Cloud-native and observability takeaways from Cisco Live
Industry analyst Paul Nashawaty recaps key announcements from Cisco Live 2023 and shares his take on what to expect next in cloud-native development and full-stack observability.
Cisco Live's theme this year -- "Let's Go!" -- highlighted the company's vision of the future. The event made clear where Cisco's priorities lie: reimagining applications, hybrid work, transformation of infrastructure, enterprise security and sustainability. But will Cisco be able to execute?
Cisco's vision is evolving from focusing on infrastructure to addressing the challenges in the modern application space. The announcements from Cisco Live 2023 aligning with this vision fell into several key areas:
- Cisco Networking Cloud. Intelligent tools intended to unify network management experiences across the portfolio.
- Security service edge. Secure hybrid work tools, including simplified security for IT users.
- Cisco full-stack observability (FSO) platform, including digital experience monitoring (DEM). General availability of the Cisco FSO platform, which lets customers build application ecosystems on an open, extensible architecture.
- Cisco cloud-native application protection platform. End-to-end security monitoring, analysis and remediation to build, deploy and run secure cloud-native applications in distributed, multi-cloud environments.
- Security and collaboration. Harnessing generative AI technology, such as large language models, across Cisco's security and collaboration portfolios to help organizations drive productivity and simplicity.
- Sustainability. New partnerships with sustainable data centers and advanced energy monitoring through Webex Control Hub.
- Strategic partnerships. An enhanced portfolio to adapt to customers' preferred buying models and emerging managed service provider opportunities, headlined by AT&T's MSP partnership on SD-WAN and Webex.
Impacts of Cisco Live on cloud-native modernization approaches
With these priorities set, Cisco is looking to help organizations reimagine applications.
Cisco announced general availability of its FSO platform, an announcement that included new use cases in a single consumption model. Cisco's new bidirectional integration between AppDynamics and ThousandEyes supports customer DEM and closes observability gaps with rapid, actionable recommendations and insights.
What does this mean for organizations and end users? Research from TechTarget's Enterprise Strategy Group showed that organizations are at various stages of maturity when it comes to observability. Organizations can address business problems using many different approaches, from point solutions to full platform approaches. The market maturity varies, and evaluating different approaches for solving a given problem tends to be confusing.
Many organizations are not yet at the point of realizing how a platform approach could solve such problems. However, Cisco's present and future approach could help address today's observability challenges and grow with organizations as needed.
Connected applications
Cisco's focus on connecting applications and workloads is related to security as well as connectivity.

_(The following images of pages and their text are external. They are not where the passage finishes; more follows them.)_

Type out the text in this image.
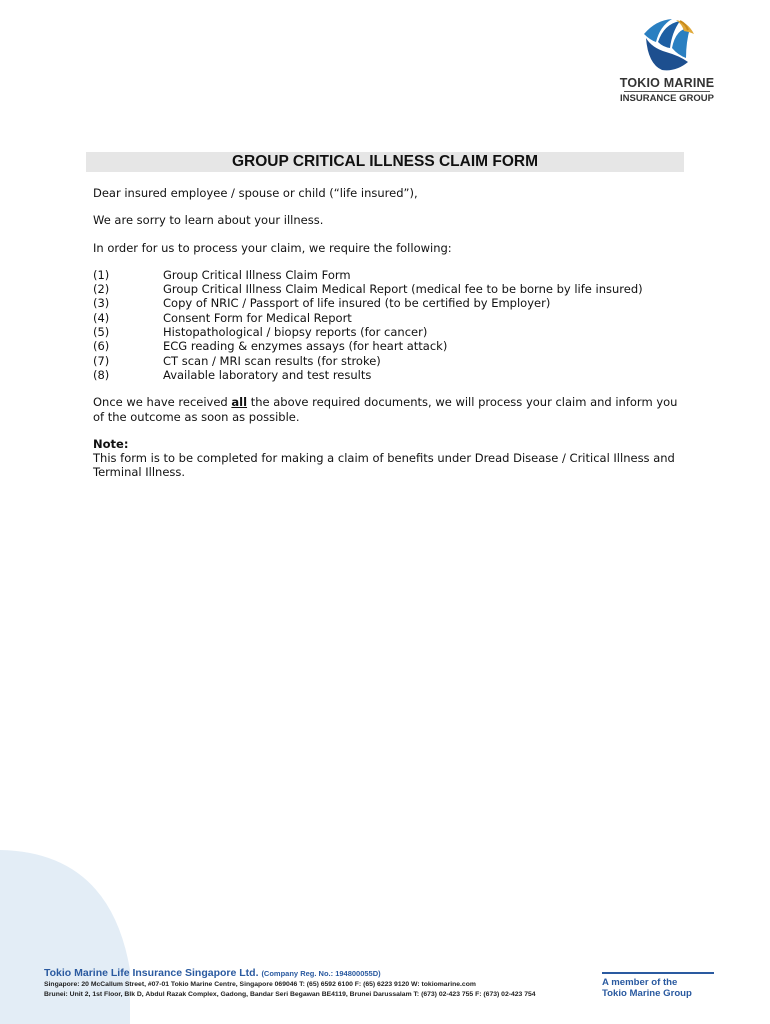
TOKIO MARINE
INSURANCE GROUP
GROUP CRITICAL ILLNESS CLAIM FORM
Dear insured employee / spouse or child (“life insured”),
We are sorry to learn about your illness.
In order for us to process your claim, we require the following:
(1)	Group Critical Illness Claim Form
(2)	Group Critical Illness Claim Medical Report (medical fee to be borne by life insured)
(3)	Copy of NRIC / Passport of life insured (to be certified by Employer)
(4)	Consent Form for Medical Report
(5)	Histopathological / biopsy reports (for cancer)
(6)	ECG reading & enzymes assays (for heart attack)
(7)	CT scan / MRI scan results (for stroke)
(8)	Available laboratory and test results
Once we have received all the above required documents, we will process your claim and inform you of the outcome as soon as possible.
Note:
This form is to be completed for making a claim of benefits under Dread Disease / Critical Illness and Terminal Illness.
Tokio Marine Life Insurance Singapore Ltd. (Company Reg. No.: 194800055D)
Singapore: 20 McCallum Street, #07-01 Tokio Marine Centre, Singapore 069046 T: (65) 6592 6100 F: (65) 6223 9120 W: tokiomarine.com
Brunei: Unit 2, 1st Floor, Blk D, Abdul Razak Complex, Gadong, Bandar Seri Begawan BE4119, Brunei Darussalam T: (673) 02-423 755 F: (673) 02-423 754
A member of the
Tokio Marine Group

When connecting internet applications, Cisco uses Umbrella, SaaS applications, private applications and traditional applications. Connectivity is covered under the protection strategy but also lets organizations bridge the gap between the past, present and future states of applications across every platform.
Modern applications are not monolithic, and the ability to connect across distributed clouds is more important than ever. With 94% of organizations having stated that they run on two or more clouds in Enterprise Strategy Group's recent cloud-native research, the ability to connect across locations is often viewed as critical.
The FSO design principles center openness, extensibility, scalability and flexibility. By offering FSO, Cisco promises to provide optimal and secure experiences that bring together data from multiple operations domains and provide real-time insights.
These insights enable organizations to focus on data in areas such as revenue, user experience, risk and cost. But this is not the only focus: These insights can also reduce time to resolution, minimize tool sprawl and break down silos, thereby reducing friction across infrastructure, applications and the cloud.
DEM unites observability and networking intelligence. From an application operations perspective, metrics and integration across the environment are provided in real time to understand the relationships among applications and hybrid clouds, connecting application and networking operations. This, in turn, promotes visibility into application dependency monitoring.
Looking ahead: What's next for Cisco?
There were a lot of announcements at Cisco Live 2023, and I touched on only a few of the ways Cisco is pursuing directions such as cost optimization, operational efficiency and overall organizational modernization.
I see Cisco's vision as a step in the right direction, but the company has a lot of work ahead to make this vision a reality. In particular, Cisco needs to educate the market on how to effectively use its new tech stack, as well as providing a staged approach to address organizations' different levels of maturity.
Many organizations are still fragmented and siloed. There are benefits to the platform approach, but it might be more than what some companies currently need -- although, that could change as organizations grow over time. That value will need to be realized, and educating the market will help Cisco realize its vision.